We must thank television and subsequent commercialisation of the game for the pleasure to watch someone like Sehwag in action. For television needs characters like Sehwag to sustain the TRP ratings. With television placing Sehwag in the public eye, it would have been very difficult for the selectors to sack the unconventional. Selectors too are part of the contemporary culture that revolves around television and their judgement could have been influenced by it. So, they must have decided to wait and watch if Sehwag turns himself into a convention, and a model to emulate.

Viru is back with everything safely in place if not with a bang. Certainly, marriage has made him mature. From the careless abandon of youth he has transformed himself into a married man who carefully saves for the future.

In the crucial Super League match against Sri Lanka, opening the batting with the Little Master, Sehwag played with utmost caution in the initial stage in stark contrast to his slam bang style.

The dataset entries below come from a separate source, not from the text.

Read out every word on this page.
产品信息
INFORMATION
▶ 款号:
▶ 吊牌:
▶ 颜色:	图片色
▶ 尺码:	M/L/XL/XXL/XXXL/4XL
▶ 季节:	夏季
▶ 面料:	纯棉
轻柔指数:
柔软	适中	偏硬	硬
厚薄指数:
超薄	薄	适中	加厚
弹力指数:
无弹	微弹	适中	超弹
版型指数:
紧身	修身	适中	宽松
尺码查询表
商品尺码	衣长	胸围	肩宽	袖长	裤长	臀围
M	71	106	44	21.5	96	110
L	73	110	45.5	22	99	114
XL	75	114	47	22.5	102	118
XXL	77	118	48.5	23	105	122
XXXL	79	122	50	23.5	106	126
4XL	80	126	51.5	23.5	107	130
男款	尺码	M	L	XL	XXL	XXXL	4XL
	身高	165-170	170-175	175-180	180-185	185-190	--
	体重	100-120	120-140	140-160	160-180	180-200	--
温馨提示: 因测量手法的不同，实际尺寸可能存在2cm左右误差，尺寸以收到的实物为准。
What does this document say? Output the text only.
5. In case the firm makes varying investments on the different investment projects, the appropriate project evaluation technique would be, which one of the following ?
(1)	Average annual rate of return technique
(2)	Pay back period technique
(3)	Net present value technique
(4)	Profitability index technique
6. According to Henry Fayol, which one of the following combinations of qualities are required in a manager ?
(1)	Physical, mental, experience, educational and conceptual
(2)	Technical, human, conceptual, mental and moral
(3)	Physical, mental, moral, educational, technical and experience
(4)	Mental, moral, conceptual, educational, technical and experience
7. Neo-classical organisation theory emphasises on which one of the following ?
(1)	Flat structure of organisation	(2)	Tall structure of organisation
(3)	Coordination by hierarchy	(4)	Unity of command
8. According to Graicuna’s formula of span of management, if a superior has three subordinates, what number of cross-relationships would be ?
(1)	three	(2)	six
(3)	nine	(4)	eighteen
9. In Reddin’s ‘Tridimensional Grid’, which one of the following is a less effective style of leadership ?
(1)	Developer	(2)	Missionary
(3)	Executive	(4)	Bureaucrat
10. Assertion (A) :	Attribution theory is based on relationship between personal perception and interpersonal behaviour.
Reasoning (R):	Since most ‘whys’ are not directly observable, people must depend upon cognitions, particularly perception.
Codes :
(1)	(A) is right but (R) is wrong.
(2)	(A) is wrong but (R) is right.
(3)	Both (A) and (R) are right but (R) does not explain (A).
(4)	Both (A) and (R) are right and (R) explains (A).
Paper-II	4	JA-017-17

Giving respect to others is a virtue every successful person picks up during their 20s. Sehwag, who always paid scant regard to the opposition and never liked to be on the defensive, found the patience and character to wait for the storm to pass and set up sail when the sea calmed.

Being gifted with an amazing eye to compensate for a seemingly nonexistent footwork, Sehwag can afford to wait for the loose ball because when it comes he can always give it the treatment. Therefore it was only natural on his part to adopt the safer option on Sri Lankan pitches where the ball does not come on to the bat.

Tuesday's 81 against Sri Lanka, proved that Sehwag has started the consolidation period of his fledgling career. Now he has proved he can play all kinds of attacks on any kind of surface. Remember, at the start of last season, when India was butchered by New Zealand on underprepared wickets, Sehwag was the only Indian batsman who was amongst runs.

Certainly on pitches were the ball comes on to the bat, Sehwag is bound to blast every ball from the start. But the important thing is that he has learned to change his game according to the circumstances. And that trait differentiates the outstanding from the ordinary.

More than anything, the success of Sehwag in the longer version of the game, is the most astonishing. After he scored the triple century at Multan, the Pakistanis admitted they had no plans for Sehwag because they believed Sehwag would get himself out. Stretching the limits of probability to the highest score ever in Tests by an Indian, Sehwag did the unexpected.

Even if the latest heresy of the game, 20 over cricket comes to prominence in India, there is no one better placed than Sehwag to be the first true international megastar of it.

We must thank Aarti for quickening the transformation of Sehwag from a reckless, footloose, arrogant young man into a mature cricketer with vision and a sense of responsibility. And remember that the best of Sehwag is yet to come.